Why U.K. Regulators Won't Say Who Helped Russians Move $10 Billion

  • Final Notice lacks detail as FCA awaits related court ruling
  • Regulator caught in several disputes with bankers over reports

The Deutsche Bank AG logo sits illuminated on the bank's headquarter skyscraper offices in Frankfurt.

Photographer: Martin Leissl/Bloomberg

Deutsche Bank AG was fined 163 million pounds ($204 million) by the U.K. Tuesday for helping wealthy Russians move about $10 billion out of the country. But if you were looking for information about who was responsible for the breaches, the British regulator’s report won’t be much help.

The statements from the U.K. Financial Conduct Authority are in stark contrast to the New York Department of Financial Services, which on Monday fined the German lender $425 million over the same conduct. While the U.S. regulator provides anonymized details of employee misdeeds, including a possible bribe to a former supervisor, those features were conspicuous by their absence in the FCA settlement.

One reason for the disparity may be an imminent court ruling on how far the FCA can go in identifying individuals in penalty reports.

For years the FCA has used monikers such as “Trader A” in sanction notices to get around a requirement that a person must be given the chance to respond to allegations if they’re identified -- a principle known in the U.K. as third-party rights. The anonymity allowed the agency to illustrate misconduct by publishing chat room transcripts that demonstrated the behavior, while avoiding delays in issuing the penalty.

But a series of bankers in recent years have won lawsuits against the FCA claiming that colleagues -- and the media -- could easily figure out the identity of Traders A, B and C with just a little bit of effort. Those suits may be having a chilling effect on the regulator while it awaits a Supreme Court ruling in a case involving former JPMorgan Chase & Co. executive, Achilles Macris.

Tight Line

"The FCA finds itself in a really difficult position until the Supreme Court clarifies" the situation, said Farhaz Khan, a London trial lawyer representing another ex-JPMorgan banker caught up in a similar dispute. "It needs to tread a fairly tight line between giving sufficient reasons for a penalty and third-party rights."

At the heart of the Deutsche Bank case were compliance failures between 2011 and 2015 that allowed clients to carry out so-called mirror trades as a way of getting hold of dollars. The trades -- which regulators said were likely thinly-veiled attempts to cover up financial crime -- saw clients buy local blue-chip shares for rubles, while selling the same stocks in London for dollars.

The FCA notice said there was no evidence senior management at Deutsche Bank or any employee in the U.K. was aware of or involved in the suspicious trading. Transcripts referenced in the document were attributed to group names such as "DB Moscow."

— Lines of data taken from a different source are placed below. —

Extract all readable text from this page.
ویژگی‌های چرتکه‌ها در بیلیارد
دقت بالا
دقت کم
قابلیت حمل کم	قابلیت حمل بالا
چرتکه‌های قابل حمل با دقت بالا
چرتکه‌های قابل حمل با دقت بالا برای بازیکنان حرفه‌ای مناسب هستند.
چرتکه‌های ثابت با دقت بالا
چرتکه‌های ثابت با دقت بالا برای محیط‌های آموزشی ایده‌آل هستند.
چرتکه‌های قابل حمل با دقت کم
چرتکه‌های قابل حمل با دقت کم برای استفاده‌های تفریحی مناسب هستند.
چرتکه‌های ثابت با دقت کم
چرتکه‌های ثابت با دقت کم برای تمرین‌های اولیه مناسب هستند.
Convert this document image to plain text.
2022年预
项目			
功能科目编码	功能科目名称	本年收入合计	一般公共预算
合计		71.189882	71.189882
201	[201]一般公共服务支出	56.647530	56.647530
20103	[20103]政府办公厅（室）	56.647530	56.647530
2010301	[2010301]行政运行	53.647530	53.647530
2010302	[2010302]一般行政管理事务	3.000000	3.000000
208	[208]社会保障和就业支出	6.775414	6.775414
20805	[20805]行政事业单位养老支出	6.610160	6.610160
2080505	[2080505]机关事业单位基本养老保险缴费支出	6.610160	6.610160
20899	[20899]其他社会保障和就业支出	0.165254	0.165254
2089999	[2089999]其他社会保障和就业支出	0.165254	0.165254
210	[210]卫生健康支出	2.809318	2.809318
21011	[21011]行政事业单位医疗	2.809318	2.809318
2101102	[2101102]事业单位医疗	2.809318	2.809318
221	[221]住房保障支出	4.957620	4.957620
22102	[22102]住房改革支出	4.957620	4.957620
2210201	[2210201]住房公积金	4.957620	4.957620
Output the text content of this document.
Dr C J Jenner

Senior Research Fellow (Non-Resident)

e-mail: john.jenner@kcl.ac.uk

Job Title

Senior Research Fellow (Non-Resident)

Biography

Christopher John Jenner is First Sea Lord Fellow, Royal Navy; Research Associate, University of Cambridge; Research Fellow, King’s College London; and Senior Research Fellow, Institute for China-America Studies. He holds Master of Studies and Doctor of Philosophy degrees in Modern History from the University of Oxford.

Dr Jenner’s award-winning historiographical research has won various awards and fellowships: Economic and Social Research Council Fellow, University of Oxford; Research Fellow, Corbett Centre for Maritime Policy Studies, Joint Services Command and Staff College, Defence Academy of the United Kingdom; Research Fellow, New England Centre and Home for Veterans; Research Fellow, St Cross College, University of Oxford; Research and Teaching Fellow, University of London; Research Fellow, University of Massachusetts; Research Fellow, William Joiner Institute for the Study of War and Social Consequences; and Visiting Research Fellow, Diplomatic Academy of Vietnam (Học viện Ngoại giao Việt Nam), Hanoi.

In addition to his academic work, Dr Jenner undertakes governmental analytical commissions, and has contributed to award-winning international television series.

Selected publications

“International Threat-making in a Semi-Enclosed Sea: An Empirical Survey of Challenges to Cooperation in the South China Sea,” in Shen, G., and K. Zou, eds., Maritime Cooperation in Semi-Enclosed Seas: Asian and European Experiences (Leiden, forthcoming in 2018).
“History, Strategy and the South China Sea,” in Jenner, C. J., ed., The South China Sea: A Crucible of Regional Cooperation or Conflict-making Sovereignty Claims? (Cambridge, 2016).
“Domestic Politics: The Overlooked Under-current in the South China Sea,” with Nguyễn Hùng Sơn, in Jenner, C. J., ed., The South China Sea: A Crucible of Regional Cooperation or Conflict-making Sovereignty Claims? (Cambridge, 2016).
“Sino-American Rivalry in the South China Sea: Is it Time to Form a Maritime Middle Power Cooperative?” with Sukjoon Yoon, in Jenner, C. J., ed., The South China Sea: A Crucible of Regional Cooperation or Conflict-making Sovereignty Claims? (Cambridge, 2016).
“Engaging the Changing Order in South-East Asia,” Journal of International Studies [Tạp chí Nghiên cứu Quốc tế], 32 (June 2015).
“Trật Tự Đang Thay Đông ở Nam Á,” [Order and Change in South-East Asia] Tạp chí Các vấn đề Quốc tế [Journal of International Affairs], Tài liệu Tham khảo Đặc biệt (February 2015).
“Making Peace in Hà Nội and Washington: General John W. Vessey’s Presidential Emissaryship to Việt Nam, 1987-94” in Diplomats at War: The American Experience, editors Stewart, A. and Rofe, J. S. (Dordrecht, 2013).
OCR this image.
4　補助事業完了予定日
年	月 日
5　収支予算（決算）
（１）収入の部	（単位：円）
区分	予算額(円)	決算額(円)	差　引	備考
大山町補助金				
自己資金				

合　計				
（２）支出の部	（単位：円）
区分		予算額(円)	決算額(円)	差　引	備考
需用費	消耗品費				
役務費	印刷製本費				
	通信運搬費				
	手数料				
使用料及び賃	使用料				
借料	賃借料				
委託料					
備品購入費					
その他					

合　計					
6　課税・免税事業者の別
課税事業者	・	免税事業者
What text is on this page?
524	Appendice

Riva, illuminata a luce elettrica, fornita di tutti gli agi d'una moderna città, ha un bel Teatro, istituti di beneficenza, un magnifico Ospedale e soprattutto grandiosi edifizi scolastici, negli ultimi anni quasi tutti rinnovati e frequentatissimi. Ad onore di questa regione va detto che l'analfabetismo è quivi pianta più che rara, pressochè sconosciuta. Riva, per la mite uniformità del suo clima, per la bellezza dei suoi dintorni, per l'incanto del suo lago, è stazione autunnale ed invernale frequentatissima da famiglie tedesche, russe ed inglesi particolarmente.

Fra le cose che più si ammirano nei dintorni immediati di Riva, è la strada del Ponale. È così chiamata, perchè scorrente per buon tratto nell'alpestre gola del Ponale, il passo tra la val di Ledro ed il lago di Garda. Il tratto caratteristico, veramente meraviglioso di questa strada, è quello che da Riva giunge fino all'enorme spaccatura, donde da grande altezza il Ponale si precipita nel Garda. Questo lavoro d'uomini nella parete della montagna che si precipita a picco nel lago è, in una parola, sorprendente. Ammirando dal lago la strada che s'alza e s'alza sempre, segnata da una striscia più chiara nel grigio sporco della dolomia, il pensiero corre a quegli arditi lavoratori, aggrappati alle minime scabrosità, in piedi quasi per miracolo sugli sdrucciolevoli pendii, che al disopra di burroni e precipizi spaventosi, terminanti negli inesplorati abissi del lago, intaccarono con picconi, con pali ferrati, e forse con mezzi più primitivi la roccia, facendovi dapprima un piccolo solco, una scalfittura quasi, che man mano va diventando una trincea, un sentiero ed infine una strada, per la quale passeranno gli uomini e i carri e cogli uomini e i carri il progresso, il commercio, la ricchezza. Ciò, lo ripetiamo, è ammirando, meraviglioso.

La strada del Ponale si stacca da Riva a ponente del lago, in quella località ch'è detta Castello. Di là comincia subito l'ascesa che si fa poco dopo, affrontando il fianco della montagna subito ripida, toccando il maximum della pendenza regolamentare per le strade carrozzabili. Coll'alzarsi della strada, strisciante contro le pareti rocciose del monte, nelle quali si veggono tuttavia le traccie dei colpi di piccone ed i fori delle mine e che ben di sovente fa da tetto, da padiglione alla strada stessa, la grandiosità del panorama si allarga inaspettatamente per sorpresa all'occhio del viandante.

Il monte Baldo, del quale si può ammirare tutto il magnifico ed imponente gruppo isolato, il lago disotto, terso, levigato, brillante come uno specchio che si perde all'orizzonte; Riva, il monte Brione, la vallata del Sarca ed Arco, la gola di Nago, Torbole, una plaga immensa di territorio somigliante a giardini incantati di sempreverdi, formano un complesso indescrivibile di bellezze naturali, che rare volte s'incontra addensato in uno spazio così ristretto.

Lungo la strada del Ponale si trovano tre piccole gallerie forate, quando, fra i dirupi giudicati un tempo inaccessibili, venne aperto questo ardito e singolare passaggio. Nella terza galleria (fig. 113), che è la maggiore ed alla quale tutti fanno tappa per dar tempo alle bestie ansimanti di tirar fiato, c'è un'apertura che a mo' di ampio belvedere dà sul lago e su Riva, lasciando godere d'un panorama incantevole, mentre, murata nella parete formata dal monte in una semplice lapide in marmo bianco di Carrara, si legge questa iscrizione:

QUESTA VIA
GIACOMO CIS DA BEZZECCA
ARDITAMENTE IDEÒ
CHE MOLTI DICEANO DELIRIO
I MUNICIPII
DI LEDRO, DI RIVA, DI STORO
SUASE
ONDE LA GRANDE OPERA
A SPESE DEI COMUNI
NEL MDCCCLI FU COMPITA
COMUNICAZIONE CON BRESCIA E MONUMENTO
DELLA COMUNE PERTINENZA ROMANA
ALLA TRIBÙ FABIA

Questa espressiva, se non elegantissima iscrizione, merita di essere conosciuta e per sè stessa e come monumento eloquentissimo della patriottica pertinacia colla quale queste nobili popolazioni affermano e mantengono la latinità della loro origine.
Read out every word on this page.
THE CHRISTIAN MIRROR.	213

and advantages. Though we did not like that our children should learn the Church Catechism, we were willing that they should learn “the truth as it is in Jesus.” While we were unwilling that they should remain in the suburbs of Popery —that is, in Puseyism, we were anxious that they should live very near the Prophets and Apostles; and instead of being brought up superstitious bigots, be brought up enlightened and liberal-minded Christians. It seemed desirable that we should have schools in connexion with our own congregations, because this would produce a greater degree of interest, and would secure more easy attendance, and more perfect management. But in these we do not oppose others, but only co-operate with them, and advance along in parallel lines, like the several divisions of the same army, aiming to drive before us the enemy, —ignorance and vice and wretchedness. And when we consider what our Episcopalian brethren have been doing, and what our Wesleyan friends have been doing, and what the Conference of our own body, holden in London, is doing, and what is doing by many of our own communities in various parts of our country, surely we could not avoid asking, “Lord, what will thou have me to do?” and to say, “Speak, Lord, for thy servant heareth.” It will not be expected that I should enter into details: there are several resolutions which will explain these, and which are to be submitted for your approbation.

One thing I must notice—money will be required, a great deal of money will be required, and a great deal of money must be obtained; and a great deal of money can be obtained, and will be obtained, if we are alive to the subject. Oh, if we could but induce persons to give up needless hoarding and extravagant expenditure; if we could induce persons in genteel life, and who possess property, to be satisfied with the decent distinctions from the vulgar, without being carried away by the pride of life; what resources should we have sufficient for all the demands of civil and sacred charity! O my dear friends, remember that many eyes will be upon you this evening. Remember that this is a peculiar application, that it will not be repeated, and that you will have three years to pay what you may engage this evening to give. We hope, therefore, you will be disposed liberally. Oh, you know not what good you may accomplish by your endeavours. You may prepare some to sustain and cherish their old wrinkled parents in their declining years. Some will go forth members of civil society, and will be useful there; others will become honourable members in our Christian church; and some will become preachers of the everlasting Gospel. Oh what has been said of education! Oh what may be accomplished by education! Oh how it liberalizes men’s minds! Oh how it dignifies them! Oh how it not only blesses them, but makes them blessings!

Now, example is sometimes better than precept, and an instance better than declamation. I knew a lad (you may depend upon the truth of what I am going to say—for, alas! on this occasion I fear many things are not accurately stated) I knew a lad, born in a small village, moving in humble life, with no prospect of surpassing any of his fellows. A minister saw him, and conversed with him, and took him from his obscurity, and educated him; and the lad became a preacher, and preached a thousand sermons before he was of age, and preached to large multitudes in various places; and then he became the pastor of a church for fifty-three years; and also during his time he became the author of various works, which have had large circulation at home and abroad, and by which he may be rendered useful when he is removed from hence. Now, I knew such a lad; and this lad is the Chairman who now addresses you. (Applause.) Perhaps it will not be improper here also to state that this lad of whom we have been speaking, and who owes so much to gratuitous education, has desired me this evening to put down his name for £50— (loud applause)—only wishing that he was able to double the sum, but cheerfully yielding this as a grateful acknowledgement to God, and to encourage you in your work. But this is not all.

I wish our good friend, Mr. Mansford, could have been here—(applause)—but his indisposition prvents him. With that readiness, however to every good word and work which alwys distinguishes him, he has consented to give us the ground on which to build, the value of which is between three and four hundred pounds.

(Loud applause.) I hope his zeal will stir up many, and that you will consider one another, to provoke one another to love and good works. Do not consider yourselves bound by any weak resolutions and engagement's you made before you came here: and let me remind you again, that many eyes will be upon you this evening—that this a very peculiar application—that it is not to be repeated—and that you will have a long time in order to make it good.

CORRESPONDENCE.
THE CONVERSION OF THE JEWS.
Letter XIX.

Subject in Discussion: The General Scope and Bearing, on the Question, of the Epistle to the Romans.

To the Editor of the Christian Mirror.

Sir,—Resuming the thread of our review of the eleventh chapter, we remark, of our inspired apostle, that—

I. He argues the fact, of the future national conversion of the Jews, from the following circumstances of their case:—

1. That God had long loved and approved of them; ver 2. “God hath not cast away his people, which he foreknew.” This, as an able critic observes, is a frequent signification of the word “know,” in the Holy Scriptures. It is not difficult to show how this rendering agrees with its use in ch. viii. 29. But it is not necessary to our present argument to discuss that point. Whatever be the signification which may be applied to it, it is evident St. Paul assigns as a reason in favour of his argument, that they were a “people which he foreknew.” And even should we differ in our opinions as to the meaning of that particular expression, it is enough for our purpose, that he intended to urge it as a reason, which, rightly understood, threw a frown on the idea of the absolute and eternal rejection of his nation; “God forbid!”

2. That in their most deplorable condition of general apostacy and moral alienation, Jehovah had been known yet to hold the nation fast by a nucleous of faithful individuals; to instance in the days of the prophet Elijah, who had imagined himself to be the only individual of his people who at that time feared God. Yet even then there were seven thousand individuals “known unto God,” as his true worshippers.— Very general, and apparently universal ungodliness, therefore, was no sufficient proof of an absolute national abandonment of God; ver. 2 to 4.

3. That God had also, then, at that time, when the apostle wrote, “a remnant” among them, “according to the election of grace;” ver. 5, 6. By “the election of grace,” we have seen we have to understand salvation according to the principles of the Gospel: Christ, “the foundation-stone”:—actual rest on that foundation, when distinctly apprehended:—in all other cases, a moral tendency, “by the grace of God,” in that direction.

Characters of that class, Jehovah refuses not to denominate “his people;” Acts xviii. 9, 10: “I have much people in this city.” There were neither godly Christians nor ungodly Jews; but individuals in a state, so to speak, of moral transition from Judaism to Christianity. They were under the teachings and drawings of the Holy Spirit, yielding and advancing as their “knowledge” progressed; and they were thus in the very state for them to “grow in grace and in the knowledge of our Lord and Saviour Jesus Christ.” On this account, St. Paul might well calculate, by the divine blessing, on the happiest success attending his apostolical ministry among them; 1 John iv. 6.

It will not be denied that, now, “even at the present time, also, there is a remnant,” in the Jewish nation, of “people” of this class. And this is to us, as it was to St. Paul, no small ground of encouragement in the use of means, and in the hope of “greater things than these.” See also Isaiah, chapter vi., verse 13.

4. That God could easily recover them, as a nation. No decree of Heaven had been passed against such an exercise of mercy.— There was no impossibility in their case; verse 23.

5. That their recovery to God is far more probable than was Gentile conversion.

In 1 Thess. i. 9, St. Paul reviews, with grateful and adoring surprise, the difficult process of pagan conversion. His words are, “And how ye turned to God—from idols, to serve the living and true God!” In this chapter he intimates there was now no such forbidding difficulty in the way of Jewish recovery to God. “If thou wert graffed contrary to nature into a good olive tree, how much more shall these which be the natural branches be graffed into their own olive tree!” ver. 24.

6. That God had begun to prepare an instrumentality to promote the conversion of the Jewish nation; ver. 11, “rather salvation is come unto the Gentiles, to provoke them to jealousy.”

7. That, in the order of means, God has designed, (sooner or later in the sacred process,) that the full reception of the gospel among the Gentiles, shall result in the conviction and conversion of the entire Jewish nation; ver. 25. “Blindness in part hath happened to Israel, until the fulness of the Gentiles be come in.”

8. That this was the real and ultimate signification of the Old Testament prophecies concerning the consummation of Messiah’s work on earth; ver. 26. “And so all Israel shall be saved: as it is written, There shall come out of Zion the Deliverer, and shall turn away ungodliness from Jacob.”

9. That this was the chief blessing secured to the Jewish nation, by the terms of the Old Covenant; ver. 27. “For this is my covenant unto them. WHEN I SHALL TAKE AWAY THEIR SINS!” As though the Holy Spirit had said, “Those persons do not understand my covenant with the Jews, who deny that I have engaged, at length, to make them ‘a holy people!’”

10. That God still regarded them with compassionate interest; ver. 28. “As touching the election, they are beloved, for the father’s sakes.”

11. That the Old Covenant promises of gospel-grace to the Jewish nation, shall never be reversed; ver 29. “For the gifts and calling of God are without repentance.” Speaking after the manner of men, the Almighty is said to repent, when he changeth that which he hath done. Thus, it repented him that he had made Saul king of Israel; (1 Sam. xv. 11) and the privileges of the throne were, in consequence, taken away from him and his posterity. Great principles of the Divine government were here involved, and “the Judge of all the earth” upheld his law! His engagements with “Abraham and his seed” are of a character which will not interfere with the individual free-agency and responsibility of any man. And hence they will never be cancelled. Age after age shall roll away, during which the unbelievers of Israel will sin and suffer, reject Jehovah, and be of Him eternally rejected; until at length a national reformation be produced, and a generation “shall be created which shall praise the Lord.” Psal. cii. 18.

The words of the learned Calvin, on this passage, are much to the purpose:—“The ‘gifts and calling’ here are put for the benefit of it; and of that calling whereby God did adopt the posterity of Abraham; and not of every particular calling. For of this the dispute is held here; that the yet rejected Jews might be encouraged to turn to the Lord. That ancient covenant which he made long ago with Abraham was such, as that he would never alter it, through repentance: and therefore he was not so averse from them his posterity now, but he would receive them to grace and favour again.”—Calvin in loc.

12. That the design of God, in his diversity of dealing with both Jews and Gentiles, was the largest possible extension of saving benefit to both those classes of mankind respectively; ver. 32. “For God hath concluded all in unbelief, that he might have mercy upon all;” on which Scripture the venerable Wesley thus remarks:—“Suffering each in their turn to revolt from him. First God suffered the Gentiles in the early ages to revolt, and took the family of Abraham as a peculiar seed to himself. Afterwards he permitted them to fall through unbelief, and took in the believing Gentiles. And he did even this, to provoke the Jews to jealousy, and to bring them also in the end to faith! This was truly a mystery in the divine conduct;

"In light of the recent challenges they’ve faced on third-party rights issues, the FCA is clearly being very cautious," said Michael Ruck, a London lawyer at Pinsent Masons who used to work at the regulator.

‘Close Relative’

In contrast, the New York regulator’s report was filled with details about a supervisor in Moscow, a “close relative” and the conduct of senior compliance employees.

“The supervisor’s close relative, who apparently had a background in historical art, and not finance, was also the apparent beneficial owner of two offshore companies,” the New York DFS said in its 27-page report when discussing the payment of a possible bribe.

A spokeswoman for the FCA declined to comment. Deutsche Bank Chief Administrative Officer Karl von Rohr said in a memo to staff Tuesday that the bank was “making progress” toward resolving investigations over the Russian trades.

Macris was the first banker to challenge the FCA’s previous approach, saying he could be easily identified in a report linked to the high-profile London Whale scandal in 2013. So far, two lower U.K. courts have agreed that a reference to him as “CIO London management” didn’t do enough to conceal his identity.

If the Supreme Court rules in Macris’s favor, FCA notices may be watered-down permanently.

"We are likely to see slightly anodyne or vague final notices until this is resolved, and even after," Ruck said.